Set the following env variables to override the default values and run the above script: NGC_API_KEY, CHART_NAME, HELM_URL, RIVA_ASR_SERVER_URI, RIVA_ASR_GRPC_PORT, RIVA_ASR_SERVER_USE_SSL, RIVA_ASR_SERVER_IS_NIM, RIVA_ASR_MODEL_NAME

Example:

export NGC_API_KEY=<your_ngc_api_key>
export CHART_NAME=nvidia-blueprint-vss-2.3.1.tgz             #Specify the chart name
export HELM_URL=https://helm.ngc.nvidia.com/nvidia/blueprint/charts/  #Specify the helm repository URL
export RIVA_ASR_SERVER_URI=<Riva ASR server URI>  #Specify the Riva ASR server URI e.g "10.10.10.10"
export RIVA_ASR_GRPC_PORT=<Riva ASR gRPC port>     #Specify the Riva ASR gRPC port eg: 50051
export RIVA_ASR_SERVER_USE_SSL=<true/false>       #Specify if Riva ASR should use SSL
export RIVA_ASR_SERVER_IS_NIM=<true/false> #Specify if Riva ASR server is NIM
export RIVA_ASR_MODEL_NAME=<"Riva ASR model name">    #Specify the Riva ASR model name
chmod +x ./override_remote_endpoints.sh
./override_remote_endpoints.sh

This should generate an overrides.yaml file in the same directory.

Follow the steps in Configuration Options to install the blueprint with the overrides.

Using Riva ASR NIM from build.nvidia.com#

The audio transcription feature in VSS can be enabled using remote riva ASR microservice from build.nvidia.com, instead of having Riva ASR NIM as part of the VSS blueprint. You would need to generate an API key and update the helm chart as follows:

Get the NVIDIA Personal key and create kubernetes secret as shown in Using NIMs from build.nvidia.com. and assign it to NVIDIA_API_KEY
Get the Function ID for the Riva ASR NIM from the Riva ASR NIM API page. For example for https://build.nvidia.com/nvidia/parakeet-ctc-0_6b-asr/api:
Download the script: override_remote_endpoints.sh.

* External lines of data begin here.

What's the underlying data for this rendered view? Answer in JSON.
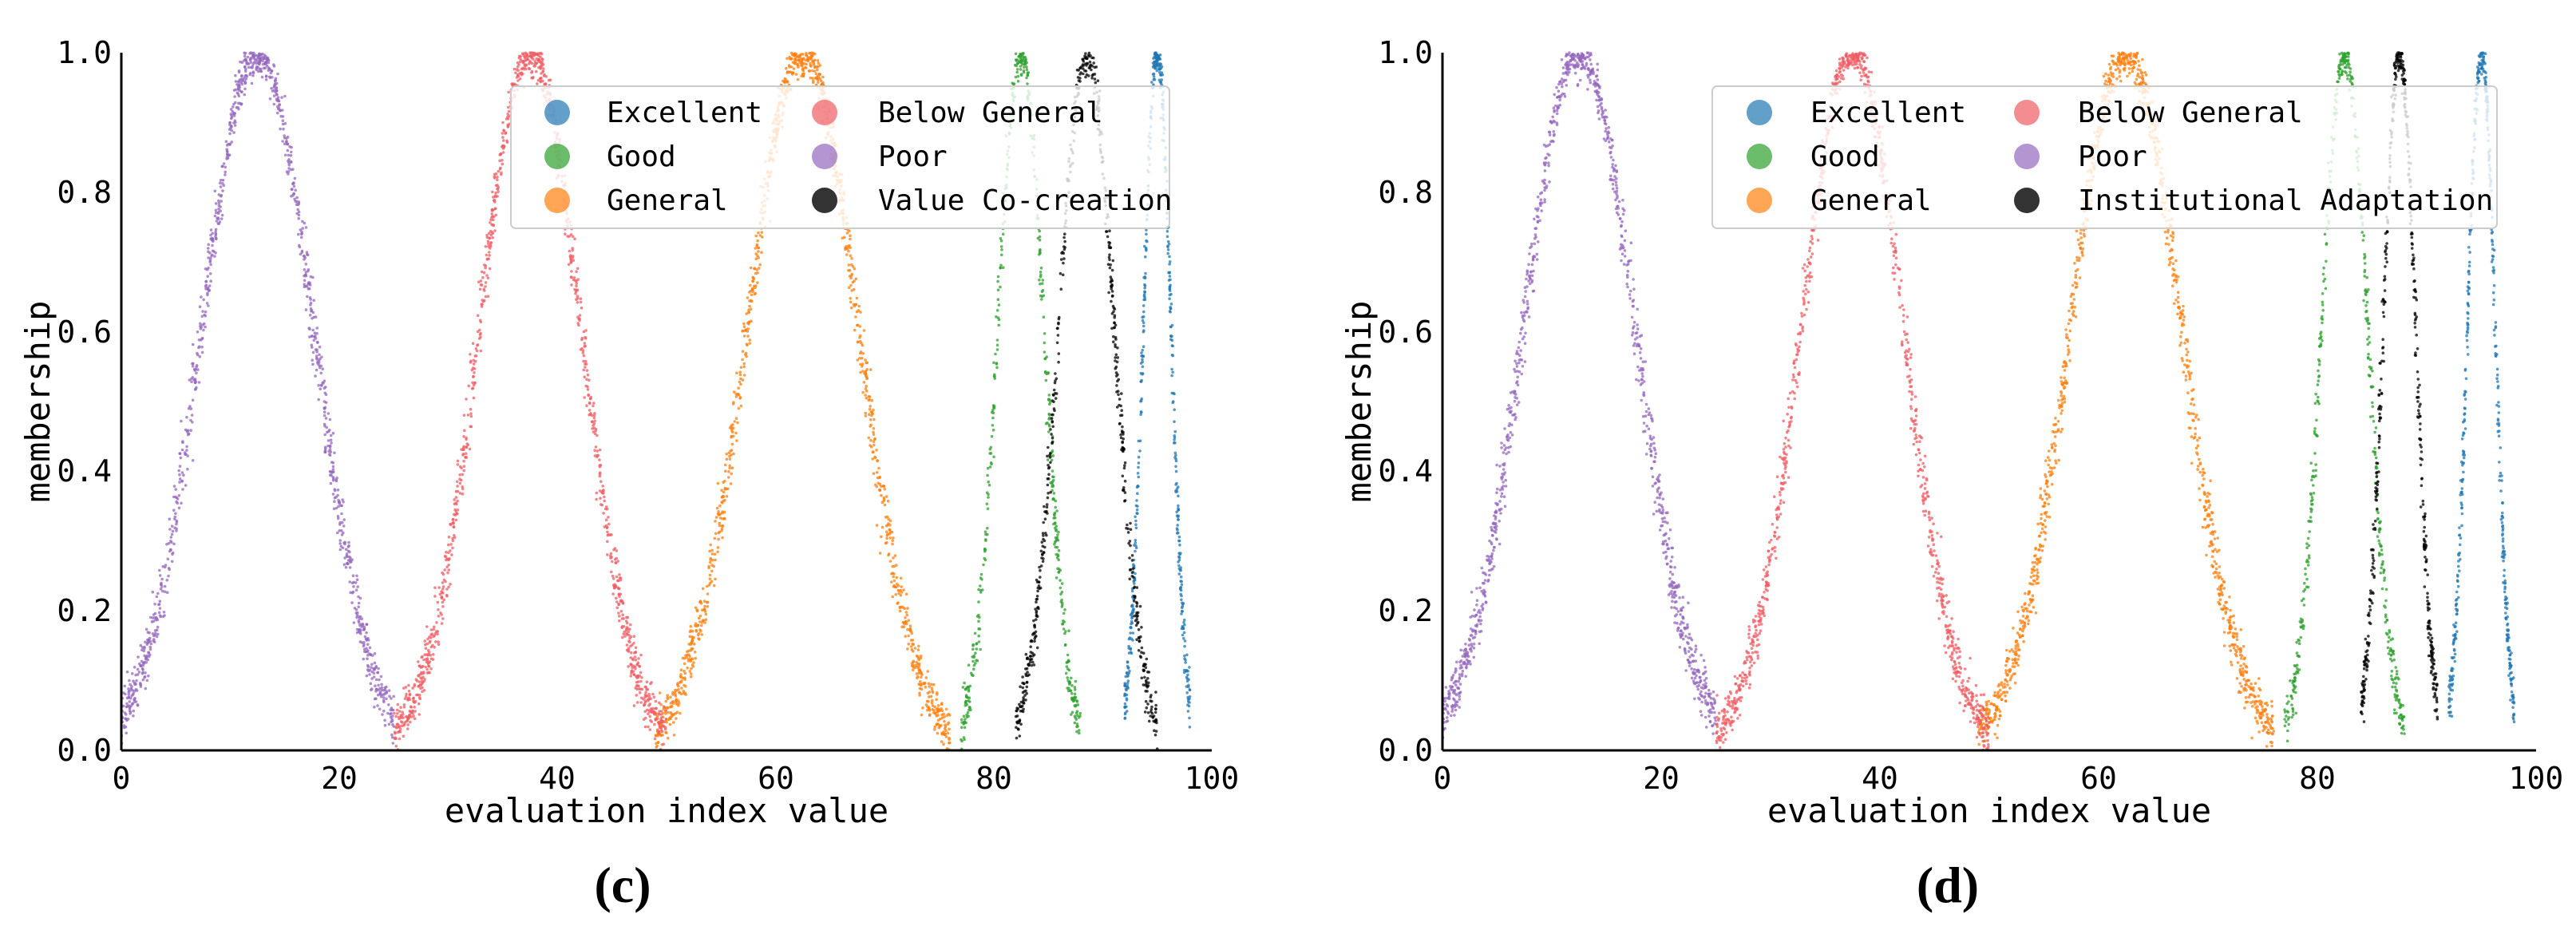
{
  "chart_data": [
    {
      "type": "scatter",
      "panel_label": "(c)",
      "xlabel": "evaluation index value",
      "ylabel": "membership",
      "xlim": [
        0,
        100
      ],
      "ylim": [
        0,
        1
      ],
      "xticks": [
        0,
        20,
        40,
        60,
        80,
        100
      ],
      "yticks": [
        0.0,
        0.2,
        0.4,
        0.6,
        0.8,
        1.0
      ],
      "xtick_labels": [
        "0",
        "20",
        "40",
        "60",
        "80",
        "100"
      ],
      "ytick_labels": [
        "0.0",
        "0.2",
        "0.4",
        "0.6",
        "0.8",
        "1.0"
      ],
      "grid": false,
      "legend_position": "top-right",
      "series": [
        {
          "name": "Excellent",
          "color": "#1f77b4",
          "center": 95,
          "spread": 3,
          "range": [
            92,
            98
          ]
        },
        {
          "name": "Good",
          "color": "#2ca02c",
          "center": 82.5,
          "spread": 5,
          "range": [
            77,
            88
          ]
        },
        {
          "name": "General",
          "color": "#ff7f0e",
          "center": 62.5,
          "spread": 12,
          "range": [
            49,
            76
          ]
        },
        {
          "name": "Below General",
          "color": "#ef5d64",
          "center": 37.5,
          "spread": 11,
          "range": [
            25,
            50
          ]
        },
        {
          "name": "Poor",
          "color": "#9467bd",
          "center": 12.5,
          "spread": 12,
          "range": [
            0,
            25
          ]
        },
        {
          "name": "Value Co-creation",
          "color": "#000000",
          "center": 88.5,
          "spread": 6,
          "range": [
            82,
            95
          ]
        }
      ]
    },
    {
      "type": "scatter",
      "panel_label": "(d)",
      "xlabel": "evaluation index value",
      "ylabel": "membership",
      "xlim": [
        0,
        100
      ],
      "ylim": [
        0,
        1
      ],
      "xticks": [
        0,
        20,
        40,
        60,
        80,
        100
      ],
      "yticks": [
        0.0,
        0.2,
        0.4,
        0.6,
        0.8,
        1.0
      ],
      "xtick_labels": [
        "0",
        "20",
        "40",
        "60",
        "80",
        "100"
      ],
      "ytick_labels": [
        "0.0",
        "0.2",
        "0.4",
        "0.6",
        "0.8",
        "1.0"
      ],
      "grid": false,
      "legend_position": "top-right",
      "series": [
        {
          "name": "Excellent",
          "color": "#1f77b4",
          "center": 95,
          "spread": 3,
          "range": [
            92,
            98
          ]
        },
        {
          "name": "Good",
          "color": "#2ca02c",
          "center": 82.5,
          "spread": 5,
          "range": [
            77,
            88
          ]
        },
        {
          "name": "General",
          "color": "#ff7f0e",
          "center": 62.5,
          "spread": 12,
          "range": [
            49,
            76
          ]
        },
        {
          "name": "Below General",
          "color": "#ef5d64",
          "center": 37.5,
          "spread": 11,
          "range": [
            25,
            50
          ]
        },
        {
          "name": "Poor",
          "color": "#9467bd",
          "center": 12.5,
          "spread": 12,
          "range": [
            0,
            25
          ]
        },
        {
          "name": "Institutional Adaptation",
          "color": "#000000",
          "center": 87.5,
          "spread": 3.5,
          "range": [
            84,
            91
          ]
        }
      ]
    }
  ]
}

Set the following env variables to override the default values and run the above script: NGC_API_KEY, CHART_NAME, HELM_URL, RIVA_ASR_SERVER_URI, RIVA_ASR_GRPC_PORT, RIVA_ASR_SERVER_USE_SSL, RIVA_ASR_SERVER_FUNC_ID

Example:

export NVIDIA_API_KEY=<your_nvidia_personal_key>
sudo microk8s kubectl create secret generic nvidia-api-key-secret --from-literal=NVIDIA_API_KEY=$NVIDIA_API_KEY
export NGC_API_KEY=<your_ngc_api_key>
export CHART_NAME=nvidia-blueprint-vss-2.3.1.tgz             #Specify the chart name
export HELM_URL=https://helm.ngc.nvidia.com/nvidia/blueprint/charts/  #Specify the helm repository URL
export RIVA_ASR_SERVER_URI="grpc.nvcf.nvidia.com"    #Specify the Riva ASR server URL
export RIVA_ASR_GRPC_PORT="443"     #Specify the Riva ASR gRPC port
export RIVA_ASR_SERVER_USE_SSL="true"       #Specify if Riva ASR should use SSL
export RIVA_ASR_SERVER_FUNC_ID=<Function ID from the Riva ASR NIM API page> # Eg: e6fa172c-79bf-4b9c-bb37-14fe17b4226c
chmod +x ./override_remote_endpoints.sh
./override_remote_endpoints.sh

This should generate an overrides.yaml file in the same directory.
Follow the steps in Configuration Options to install the blueprint with the overrides.